ASIA BREWERY v. EQUITABLE PCI BANK

Asia Brewery, Inc. and Charlie S. Go Vs. Equitable PCI Bank
G.R. No. 190432
April 25, 2017


FACTS

Within the period of September 1996 to July 1998, 10 checks and 16 demand drafts (collectively, “instruments”) were issued in the name of Charlie Go. The instruments, with a total value of P3,785,257.38, bore the annotation “endorsed by PCI Bank, Ayala Branch, All Prior Endorsement And/Or Lack of Endorsement Guaranteed.” All the demand drafts, except those issued by the Lucena City and Ozamis branches of Allied Bank, were crossed.

In their Complaint, petitioners narrate:

10. None of the above checks and demand drafts set out under the First, Second, Third, Fourth, Fifth, and Sixth Causes of Action reached payee, co-plaintiff Charlie S. Go.

11. All of the above checks and demand drafts fell into the hands of a certain Raymond U. Keh, then a Sales Accounting Manager of plaintiff Asia Brewery, Inc., who falsely, willfully, and maliciously pretending to be the payee, co-plaintiff Charlie S. Go, succeeded in opening accounts with defendant Equitable PCI Bank in the name of Charlie Go and thereafter deposited the said checks and demand drafts in said accounts and withdrew the proceeds thereof to the damage and prejudice of plaintiff Asia Brewery, Inc.

Raymond Keh was allegedly charged with and convicted of theft and ordered to pay the value of the checks, but not a single centavo was collected, because he jumped bail and left the country while the cases were still being tried.


ISSUE

Petitioners argue that the trial court seriously erred in dismissing their Complaint for lack of cause of action.


HELD

The Court believes that it need not delve into the issue of whether the instruments have been delivered, because it is a matter of defense that would have to be proven during trial on the merits. In Aquino v.

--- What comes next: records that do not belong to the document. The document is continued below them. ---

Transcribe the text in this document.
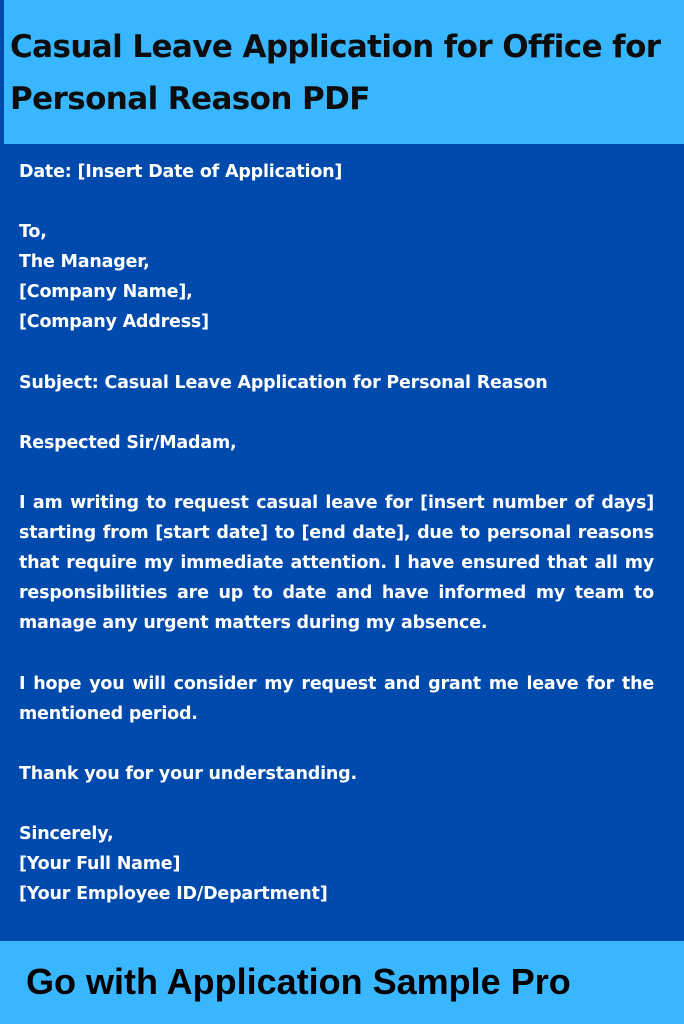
Casual Leave Application for Office for
Personal Reason PDF

Date: [Insert Date of Application]

To,
The Manager,
[Company Name],
[Company Address]

Subject: Casual Leave Application for Personal Reason

Respected Sir/Madam,

I am writing to request casual leave for [insert number of days] starting from [start date] to [end date], due to personal reasons that require my immediate attention. I have ensured that all my responsibilities are up to date and have informed my team to manage any urgent matters during my absence.

I hope you will consider my request and grant me leave for the mentioned period.

Thank you for your understanding.

Sincerely,
[Your Full Name]
[Your Employee ID/Department]

Go with Application Sample Pro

Quiazon, we held that if the allegations in a complaint furnish sufficient basis on which the suit may be maintained, the complaint should not be dismissed regardless of the defenses that may be raised by the defendants. In other words, "[a]n affirmative defense, raising the ground that there is no cause of action as against the defendants poses a question of fact that should be resolved after the conduct of the trial on the merits.”


RULING

WHEREFORE, the petition is GRANTED. The Order dated 30 January 2008 issued by Judge Benjamin T. Pozon and the Order dated 23 November 2009 issued by Judge Winlove Dumayas in Civil Case No. 04­336 are REVERSED and SET ASIDE. The Complaint is REINSTATED, and the case is ordered REMANDED to the Regional Trial Court of Makati City for further proceedings. Let the records of the case be likewise remanded to the court a quo.